【はい】と【いいえ】の距離
その日、岡留高校三年四組の担任である
「一通り終わったけれど、採点に間違いがないかちゃんと確認しないとね」
答え合わせの済んだテスト用紙の束を、デスクにトントンと当てて整えた。
「電卓電卓……」
ぶつぶつと呟きながら、花井は自分のデスクの上や引き出しの中をあさる。しかし目当ての物は一向に見つかる気配がなかった。
「そういえば……」
花井は、自分のクラスの教卓に電卓が置いてある事を思い出した。
「ああ、そうだわ。教室に常備されていたわね」
花井は整えたテスト用紙の束を、机の上の明日の分のテスト用紙の横に置くと、職員室を後にして、三年四組の教室へ向かった。
「花井先生、ここに来る途中で葵を見ませんでしたか?」
花井が教室に入るとすぐ、一人で残っていた男子生徒――国分良太が話しかけてきた。
「あら国分良太君。栗田葵さん? 先生は見ていないけれど、何かあったの?」
今年の四月に教師になったばかりの花井は、生徒たちの名前を「ちゃんと覚えるためよ」と言ってフルネームで呼んでいた。その呼び方は、とっくにクラス全員の名前を覚えた今でも変わらなかった。
「それが……実は」
そう言いながら良太が一つの机の上を指さした。そこにはコックリさんに使用するための紙と、その上に置かれた十円玉があった。
「さっき葵と二人でやってたんです。そしたら途中で葵が指を離して、教室を飛び出してしまったんです」
「なるほど、昨日のやつね。正しい方法で終わらせないと良くない事が起こるって言うし、ちょっと心配ね」
昨日の放課後、花井は良太が一人でこの用紙を作っているところを目撃していた。もし生徒がコックリさんを実行しようとしているなんて知ったら、やめさせる教師が大半だろう。実際コックリさんが原因で集団ヒステリーを引き起こしたために、コックリさんを禁止している学校もあるという。しかし花井はそれをしなかった。なぜなら彼女は、良太と葵の二人だけが参加するオカルトサークルの顧問だったからだ。サークルといっても正式なものではなく、ただオカルト好きな教師と生徒が三人集まっただけで、オカルトサークルの存在を知る者は三人以外にいなかった。
「あなたたちなら平常心を保っていられると思ったから止めなかったのだけれど。国分良太君、あなた何か変な事質問したんじゃあないでしょうね?」
核心を突く花井の質問に、良太は何も言い返せなかった。その沈黙が肯定を意味している事を、花井はすぐに理解した。
「とにかく、今は栗田葵さんを探しましょうか」
「はい」
「先生が校内放送で呼び出してみるから、あなたは下駄箱へ行って彼女の靴が残っているか確認してきてちょうだい。それでもしも靴が残っていた場合は、一通り校舎内を探してもらえるかしら?」
「わかりました。先生、ありがとうございます」
「可愛い生徒のためだもの。それより、あなたも注意しなさいね。コックリさんを中断したのなら、あなたにも何かあるかもしれないんだから」
「気を付けます」
二人は教室を後にし、良太は下駄箱へ、花井は校内放送のマイクが設置されている職員室へと向かった。
良太が葵の下駄箱を覗くと、そこにはまだ彼女の靴が残っていて、上履きはしまわれていなかった。つまり今葵は上履きを履いて、この校舎の中のどこかにいるという事になる。良太がそう考えていると、花井の声で校内放送が流れた。

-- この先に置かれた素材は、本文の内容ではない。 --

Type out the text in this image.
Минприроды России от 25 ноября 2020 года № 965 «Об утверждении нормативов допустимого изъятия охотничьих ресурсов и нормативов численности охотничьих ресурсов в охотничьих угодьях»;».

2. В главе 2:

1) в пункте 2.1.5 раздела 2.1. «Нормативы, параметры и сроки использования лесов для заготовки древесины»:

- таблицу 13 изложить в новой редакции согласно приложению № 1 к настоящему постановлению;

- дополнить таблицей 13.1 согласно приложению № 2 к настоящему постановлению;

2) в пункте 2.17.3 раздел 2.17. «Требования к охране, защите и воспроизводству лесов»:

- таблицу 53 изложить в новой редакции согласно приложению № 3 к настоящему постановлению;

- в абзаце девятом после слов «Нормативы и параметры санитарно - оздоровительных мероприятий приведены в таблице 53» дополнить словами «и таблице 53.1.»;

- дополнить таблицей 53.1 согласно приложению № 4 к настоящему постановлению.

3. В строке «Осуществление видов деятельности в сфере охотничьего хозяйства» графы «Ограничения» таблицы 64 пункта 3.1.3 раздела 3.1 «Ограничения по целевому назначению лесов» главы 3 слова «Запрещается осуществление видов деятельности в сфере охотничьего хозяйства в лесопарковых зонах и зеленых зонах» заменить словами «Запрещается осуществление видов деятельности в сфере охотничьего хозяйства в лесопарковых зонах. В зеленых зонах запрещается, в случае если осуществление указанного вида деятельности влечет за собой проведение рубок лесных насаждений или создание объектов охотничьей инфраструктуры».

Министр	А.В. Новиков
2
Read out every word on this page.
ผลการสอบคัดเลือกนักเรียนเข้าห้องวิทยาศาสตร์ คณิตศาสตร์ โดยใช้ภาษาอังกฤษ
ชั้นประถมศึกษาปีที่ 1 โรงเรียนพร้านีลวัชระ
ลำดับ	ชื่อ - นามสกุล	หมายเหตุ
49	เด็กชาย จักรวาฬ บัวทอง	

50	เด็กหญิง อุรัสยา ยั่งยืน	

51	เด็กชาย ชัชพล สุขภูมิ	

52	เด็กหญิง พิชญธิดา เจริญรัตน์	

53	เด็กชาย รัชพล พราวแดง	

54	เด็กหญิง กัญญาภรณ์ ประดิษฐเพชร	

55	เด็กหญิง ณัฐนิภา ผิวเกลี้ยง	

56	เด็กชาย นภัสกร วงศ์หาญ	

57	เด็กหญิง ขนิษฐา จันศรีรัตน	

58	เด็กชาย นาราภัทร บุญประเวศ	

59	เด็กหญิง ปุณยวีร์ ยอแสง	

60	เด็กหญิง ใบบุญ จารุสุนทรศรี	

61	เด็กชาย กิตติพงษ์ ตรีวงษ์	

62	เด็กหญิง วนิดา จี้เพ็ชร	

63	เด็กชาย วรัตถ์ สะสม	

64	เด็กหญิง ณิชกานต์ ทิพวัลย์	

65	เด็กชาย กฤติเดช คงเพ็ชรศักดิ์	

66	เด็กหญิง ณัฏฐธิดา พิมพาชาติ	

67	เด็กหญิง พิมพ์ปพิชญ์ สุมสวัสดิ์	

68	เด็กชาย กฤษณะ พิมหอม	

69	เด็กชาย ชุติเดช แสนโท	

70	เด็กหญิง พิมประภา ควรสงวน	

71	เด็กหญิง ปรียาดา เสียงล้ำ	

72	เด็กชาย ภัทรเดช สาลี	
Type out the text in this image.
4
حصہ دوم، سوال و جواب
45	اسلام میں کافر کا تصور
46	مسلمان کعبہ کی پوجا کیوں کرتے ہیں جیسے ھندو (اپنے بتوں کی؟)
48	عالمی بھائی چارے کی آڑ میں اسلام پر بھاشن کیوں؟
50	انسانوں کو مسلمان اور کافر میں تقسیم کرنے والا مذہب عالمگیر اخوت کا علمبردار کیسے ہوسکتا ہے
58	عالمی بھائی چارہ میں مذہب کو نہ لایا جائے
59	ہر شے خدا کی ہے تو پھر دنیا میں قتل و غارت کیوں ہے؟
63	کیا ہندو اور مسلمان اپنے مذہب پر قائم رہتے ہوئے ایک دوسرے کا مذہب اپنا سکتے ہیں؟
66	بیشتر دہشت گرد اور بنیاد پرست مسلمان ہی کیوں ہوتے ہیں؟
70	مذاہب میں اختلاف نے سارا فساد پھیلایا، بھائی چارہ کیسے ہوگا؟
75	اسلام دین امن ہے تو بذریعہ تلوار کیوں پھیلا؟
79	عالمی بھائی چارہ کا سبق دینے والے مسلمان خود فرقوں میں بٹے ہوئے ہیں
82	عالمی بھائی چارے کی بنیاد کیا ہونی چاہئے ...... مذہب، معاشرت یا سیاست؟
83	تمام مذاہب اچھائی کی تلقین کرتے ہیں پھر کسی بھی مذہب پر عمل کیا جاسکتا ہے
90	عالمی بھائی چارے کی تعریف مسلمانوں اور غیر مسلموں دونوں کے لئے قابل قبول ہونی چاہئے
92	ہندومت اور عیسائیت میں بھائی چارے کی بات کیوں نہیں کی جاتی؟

「三年四組、栗田葵さん。三年四組、栗田葵さん。お見えでしたら、職員室の花井のもとまでお越しください」
丁寧な言葉遣いで葵の名前を繰り返す放送を聞きながら、良太は「まるでコックリさんを呼び出す呪文だな」と思った。そんな事を思ったせいか、良太の脳裏に葵とコックリさんをしていた時の情景が浮かんだ。あの時、葵が十円玉から指を離した瞬間、わずかではあるが確かに十円玉が【いいえ】の方に向かって動き出したのを、良太は見ていた。良太は「答えが【はい】だったなら、君は逃げ出さなかったのだろうか」と、頭の中で呟いた。
紙の上では【はい】と【いいえ】の距離はたったの十五センチ。それでも、その二つがもたらす結果はまるで違うものだ。良太はたった十五センチの遠さを痛感していた。